When a leaseholder challenges the reasonableness of their service charge in the Tribunal, it is common for them to also seek orders under section 20C of the Landlord and Tenant Act 1985 (section 20C) and under paragraph 5A of Schedule 11 to the Commonhold and Leasehold Reform Act 2002 (paragraph 5A). Those provisions prevent a landlord from recovering its legal costs of proceedings as service or administration charges, even though the provisions of the lease might otherwise allow them to do so.
In its recent decision of Birch v Meredith [2026] UKUT 6 (LC), the Upper Tribunal (UT) overturned orders granted by the First Tier Tribunal (FTT) under section 20C and paragraph 5A, as well as an order that the landlord reimburse the leaseholder's Tribunal fees, on the basis that the FTT had made an error of law.
The leaseholder had applied to the FTT for a determination as to whether the service charges in respect of the service charge year 2023-24 were payable. Those charges of £46,918.26 were for drainage works, legal fees, pointing and scaffolding.
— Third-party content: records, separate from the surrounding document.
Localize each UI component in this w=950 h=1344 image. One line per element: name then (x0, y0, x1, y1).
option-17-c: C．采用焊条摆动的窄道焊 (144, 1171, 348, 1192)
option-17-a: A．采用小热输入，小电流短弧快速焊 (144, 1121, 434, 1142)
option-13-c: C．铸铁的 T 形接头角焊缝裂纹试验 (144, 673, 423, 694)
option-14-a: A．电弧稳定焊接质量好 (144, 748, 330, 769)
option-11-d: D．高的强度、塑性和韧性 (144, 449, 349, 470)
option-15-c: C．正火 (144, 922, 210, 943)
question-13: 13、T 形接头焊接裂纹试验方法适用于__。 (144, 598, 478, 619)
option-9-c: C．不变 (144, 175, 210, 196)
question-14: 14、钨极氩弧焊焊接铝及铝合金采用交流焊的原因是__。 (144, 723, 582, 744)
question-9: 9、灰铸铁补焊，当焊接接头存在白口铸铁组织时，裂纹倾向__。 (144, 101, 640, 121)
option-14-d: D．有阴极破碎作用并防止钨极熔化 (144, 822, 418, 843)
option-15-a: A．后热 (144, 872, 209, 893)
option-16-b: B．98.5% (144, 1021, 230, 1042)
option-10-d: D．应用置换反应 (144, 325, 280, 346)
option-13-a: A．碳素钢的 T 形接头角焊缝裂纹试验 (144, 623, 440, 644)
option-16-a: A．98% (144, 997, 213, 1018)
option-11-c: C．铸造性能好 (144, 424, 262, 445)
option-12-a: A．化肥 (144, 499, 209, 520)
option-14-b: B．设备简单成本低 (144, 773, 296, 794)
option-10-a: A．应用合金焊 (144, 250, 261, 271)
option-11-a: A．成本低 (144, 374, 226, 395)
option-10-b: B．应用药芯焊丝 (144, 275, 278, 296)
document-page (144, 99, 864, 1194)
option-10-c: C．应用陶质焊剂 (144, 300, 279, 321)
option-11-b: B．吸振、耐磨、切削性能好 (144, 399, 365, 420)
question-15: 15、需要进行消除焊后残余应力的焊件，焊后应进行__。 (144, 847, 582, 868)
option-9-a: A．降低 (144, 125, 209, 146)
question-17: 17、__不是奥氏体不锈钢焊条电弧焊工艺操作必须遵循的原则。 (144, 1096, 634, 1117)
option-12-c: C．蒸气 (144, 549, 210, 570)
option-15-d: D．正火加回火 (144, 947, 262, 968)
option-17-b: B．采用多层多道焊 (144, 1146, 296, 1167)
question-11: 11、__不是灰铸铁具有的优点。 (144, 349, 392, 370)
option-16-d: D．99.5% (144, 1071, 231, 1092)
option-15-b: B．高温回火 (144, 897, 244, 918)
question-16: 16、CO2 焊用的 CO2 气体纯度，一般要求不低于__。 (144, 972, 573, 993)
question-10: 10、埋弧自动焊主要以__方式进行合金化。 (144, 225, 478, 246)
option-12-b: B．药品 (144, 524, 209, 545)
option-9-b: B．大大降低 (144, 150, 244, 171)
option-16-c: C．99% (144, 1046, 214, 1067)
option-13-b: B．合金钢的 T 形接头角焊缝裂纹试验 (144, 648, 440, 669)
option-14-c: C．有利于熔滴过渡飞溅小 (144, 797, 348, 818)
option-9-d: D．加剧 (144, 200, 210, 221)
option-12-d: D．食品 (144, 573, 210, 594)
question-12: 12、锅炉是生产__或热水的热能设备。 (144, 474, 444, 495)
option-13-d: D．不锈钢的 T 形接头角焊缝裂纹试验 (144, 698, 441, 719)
The FTT made two findings:
- Firstly, that because the service charge demands did not include an address for the landlord, as required by section 47 of the Landlord and Tenant Act 1987 (section 47), they were invalid.
- Secondly, it considered whether the costs would be payable if properly demanded. The FTT found all the costs to have been reasonably incurred, save for imposing a small reduction of £417.37 to the legal fees.
The FTT made the costs orders sought by the leaseholder on the basis that the leaseholder “had achieved complete success in challenging the service charges as demanded in invalid demands” and stated that the landlord had "just about scraped through in respect of most of the costs incurred being reasonable".
However, the FTT was incorrect about the effect of section 47 which provides that where a written demand does not contain the name and address of the landlord, then any service charges demanded “shall be treated for all purposes as not being due from the tenant to the landlord at any time before that information is furnished by the landlord by notice given to the tenant.”
The effect of section 47 is merely suspensory. It does not invalidate the demand or mean that the service charges cannot be demanded. It simply provides that the charges are not due until the relevant information is supplied. Therefore, the FTT was wrong in its conclusion that the leaseholder had achieved complete success.
Regarding the issue of whether the service charges were payable, Judge Cooke concluded that the landlord was "overwhelmingly successful" as the reduction of just over £400 had been "tiny" against the overall cost. Therefore the costs orders were set aside.
There are no firm rules as to when orders under section 20C and paragraph 5A should be granted; each case will turn on its facts. If a landlord believes the FTT has erroneously granted such an order, it may wish to consider appealing that decision.